To say that no one expected such a decision would be an understatement. Football players were set to move onto campus just a few days later, with other fall sports scheduled to arrive that week. The school administration was in Chicago, attending the HLC meeting regarding academic accreditation. Students had already paid deposits for their dorms, and everything seemed to be progressing positively. HEPC's decision left everyone stunned, especially the new Board members who felt they hadn't been given adequate opportunity to address the issues. The same night as the HEPC decision, after a lengthy meeting, the Board of Trustees made the difficult decision to initiate the process of dissolving the institution.
Now, the primary concern is rapidly placing the students in different schools, a daunting task with only weeks remaining before other colleges commence their academic terms. Staff members received termination notices via email last Thursday night, leaving nearly 200 people scrambling to secure new employment immediately.
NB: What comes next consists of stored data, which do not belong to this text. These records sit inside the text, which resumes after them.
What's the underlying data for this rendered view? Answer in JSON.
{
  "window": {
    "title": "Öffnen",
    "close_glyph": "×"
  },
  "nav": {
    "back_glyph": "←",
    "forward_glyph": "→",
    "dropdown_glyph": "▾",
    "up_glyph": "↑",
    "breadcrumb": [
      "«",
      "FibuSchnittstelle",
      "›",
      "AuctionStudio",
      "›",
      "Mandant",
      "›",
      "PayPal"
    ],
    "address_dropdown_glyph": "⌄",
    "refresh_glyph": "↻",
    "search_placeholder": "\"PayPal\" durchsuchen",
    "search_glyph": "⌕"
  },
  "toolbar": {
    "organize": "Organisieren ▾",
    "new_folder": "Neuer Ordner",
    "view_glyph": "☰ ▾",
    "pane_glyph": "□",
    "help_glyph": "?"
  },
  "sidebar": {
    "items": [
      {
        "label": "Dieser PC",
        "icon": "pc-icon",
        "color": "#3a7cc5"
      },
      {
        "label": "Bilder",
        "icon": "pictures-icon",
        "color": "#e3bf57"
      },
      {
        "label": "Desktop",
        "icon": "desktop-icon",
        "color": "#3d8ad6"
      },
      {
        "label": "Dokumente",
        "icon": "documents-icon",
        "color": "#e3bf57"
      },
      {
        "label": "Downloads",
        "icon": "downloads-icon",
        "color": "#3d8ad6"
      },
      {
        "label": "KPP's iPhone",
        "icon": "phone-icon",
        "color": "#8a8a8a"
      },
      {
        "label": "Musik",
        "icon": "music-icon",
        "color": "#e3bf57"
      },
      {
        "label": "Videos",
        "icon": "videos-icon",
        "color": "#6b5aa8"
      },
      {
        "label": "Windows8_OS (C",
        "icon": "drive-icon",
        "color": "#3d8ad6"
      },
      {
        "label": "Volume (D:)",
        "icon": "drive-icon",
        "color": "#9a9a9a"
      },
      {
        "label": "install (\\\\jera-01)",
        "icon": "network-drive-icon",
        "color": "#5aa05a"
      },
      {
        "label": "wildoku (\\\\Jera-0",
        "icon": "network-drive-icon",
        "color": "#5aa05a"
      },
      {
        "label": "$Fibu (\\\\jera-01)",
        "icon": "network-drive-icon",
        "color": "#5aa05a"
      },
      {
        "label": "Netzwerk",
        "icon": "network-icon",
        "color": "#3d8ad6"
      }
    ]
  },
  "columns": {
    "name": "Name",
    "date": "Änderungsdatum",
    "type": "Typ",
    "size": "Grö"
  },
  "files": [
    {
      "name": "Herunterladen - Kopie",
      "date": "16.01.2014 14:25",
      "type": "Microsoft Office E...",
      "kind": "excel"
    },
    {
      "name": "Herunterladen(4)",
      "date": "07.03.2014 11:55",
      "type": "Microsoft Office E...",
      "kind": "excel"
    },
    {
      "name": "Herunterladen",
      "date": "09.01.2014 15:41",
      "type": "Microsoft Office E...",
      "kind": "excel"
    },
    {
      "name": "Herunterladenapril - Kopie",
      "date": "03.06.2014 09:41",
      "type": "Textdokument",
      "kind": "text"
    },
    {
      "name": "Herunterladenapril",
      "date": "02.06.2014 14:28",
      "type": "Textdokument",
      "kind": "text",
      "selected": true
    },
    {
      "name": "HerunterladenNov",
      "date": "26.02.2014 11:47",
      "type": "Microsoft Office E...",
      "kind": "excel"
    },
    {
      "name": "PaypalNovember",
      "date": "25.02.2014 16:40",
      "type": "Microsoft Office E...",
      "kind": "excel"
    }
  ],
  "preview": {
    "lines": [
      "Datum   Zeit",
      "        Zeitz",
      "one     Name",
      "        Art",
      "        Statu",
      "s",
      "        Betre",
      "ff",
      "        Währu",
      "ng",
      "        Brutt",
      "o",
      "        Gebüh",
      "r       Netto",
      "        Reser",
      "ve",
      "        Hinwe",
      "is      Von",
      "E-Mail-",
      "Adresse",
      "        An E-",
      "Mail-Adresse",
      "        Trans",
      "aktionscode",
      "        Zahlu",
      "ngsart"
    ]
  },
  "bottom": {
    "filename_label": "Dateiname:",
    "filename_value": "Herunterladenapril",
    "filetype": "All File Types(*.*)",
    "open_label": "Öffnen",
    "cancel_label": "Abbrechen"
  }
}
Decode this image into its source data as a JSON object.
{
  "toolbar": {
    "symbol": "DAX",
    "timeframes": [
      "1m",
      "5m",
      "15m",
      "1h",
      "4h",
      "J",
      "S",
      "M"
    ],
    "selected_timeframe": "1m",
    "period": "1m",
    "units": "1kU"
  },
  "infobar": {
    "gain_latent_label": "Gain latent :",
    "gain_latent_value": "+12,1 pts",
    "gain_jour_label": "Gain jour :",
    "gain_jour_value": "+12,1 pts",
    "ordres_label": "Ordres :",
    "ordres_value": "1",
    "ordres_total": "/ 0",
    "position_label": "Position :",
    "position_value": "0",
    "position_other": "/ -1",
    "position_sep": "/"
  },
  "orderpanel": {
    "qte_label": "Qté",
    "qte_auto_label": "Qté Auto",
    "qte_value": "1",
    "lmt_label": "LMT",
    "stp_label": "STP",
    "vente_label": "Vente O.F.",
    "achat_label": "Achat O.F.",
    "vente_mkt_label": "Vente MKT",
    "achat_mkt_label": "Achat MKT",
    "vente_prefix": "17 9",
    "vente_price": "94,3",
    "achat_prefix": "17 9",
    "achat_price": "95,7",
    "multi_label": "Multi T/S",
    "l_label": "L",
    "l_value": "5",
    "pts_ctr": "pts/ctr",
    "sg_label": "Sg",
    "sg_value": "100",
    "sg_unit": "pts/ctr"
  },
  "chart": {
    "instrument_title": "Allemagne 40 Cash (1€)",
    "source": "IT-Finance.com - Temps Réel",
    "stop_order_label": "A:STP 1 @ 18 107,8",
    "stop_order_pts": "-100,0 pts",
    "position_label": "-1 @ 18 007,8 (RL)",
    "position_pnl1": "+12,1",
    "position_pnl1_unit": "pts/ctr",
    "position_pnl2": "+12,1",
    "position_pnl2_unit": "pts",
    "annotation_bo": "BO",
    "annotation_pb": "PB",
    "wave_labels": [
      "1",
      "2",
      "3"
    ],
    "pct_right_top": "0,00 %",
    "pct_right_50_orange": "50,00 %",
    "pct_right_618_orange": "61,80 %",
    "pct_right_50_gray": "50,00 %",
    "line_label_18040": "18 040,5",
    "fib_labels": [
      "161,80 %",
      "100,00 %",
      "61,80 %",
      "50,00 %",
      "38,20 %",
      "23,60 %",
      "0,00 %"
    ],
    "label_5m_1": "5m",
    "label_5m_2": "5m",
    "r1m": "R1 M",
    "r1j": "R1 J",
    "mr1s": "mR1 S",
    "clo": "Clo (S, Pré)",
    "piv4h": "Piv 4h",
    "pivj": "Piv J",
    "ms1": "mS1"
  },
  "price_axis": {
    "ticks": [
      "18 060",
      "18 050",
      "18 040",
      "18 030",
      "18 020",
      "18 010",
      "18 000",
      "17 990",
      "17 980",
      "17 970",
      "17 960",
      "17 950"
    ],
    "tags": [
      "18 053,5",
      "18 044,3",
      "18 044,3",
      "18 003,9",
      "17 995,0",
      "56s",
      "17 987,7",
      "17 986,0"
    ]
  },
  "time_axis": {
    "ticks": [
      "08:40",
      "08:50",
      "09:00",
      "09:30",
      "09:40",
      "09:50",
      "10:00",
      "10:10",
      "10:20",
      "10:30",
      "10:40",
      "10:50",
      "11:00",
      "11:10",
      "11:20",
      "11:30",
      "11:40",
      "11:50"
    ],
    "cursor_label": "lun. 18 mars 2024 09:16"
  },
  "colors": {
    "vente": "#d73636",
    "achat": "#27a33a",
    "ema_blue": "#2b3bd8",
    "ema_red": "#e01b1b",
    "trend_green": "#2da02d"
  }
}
The once-illuminated campus atop the hill has faded. The campus remains dark and quiet at night, with only a handful of people in offices during the day. Information is limited, and speculation abounds about the fate of the land and buildings.
The town is grappling with the immediate financial impact of HEPC's decision, and uncertainty fills the air regarding residents who lost their jobs and businesses that depended on student and visitor income.
"In our home among the mountains, with our little town, may we never forget the memories that still gather round. Swell the chorus, let it echo, over hill and vale. Hail to thee, our Alma Mater, Alderson-Broaddus, hail."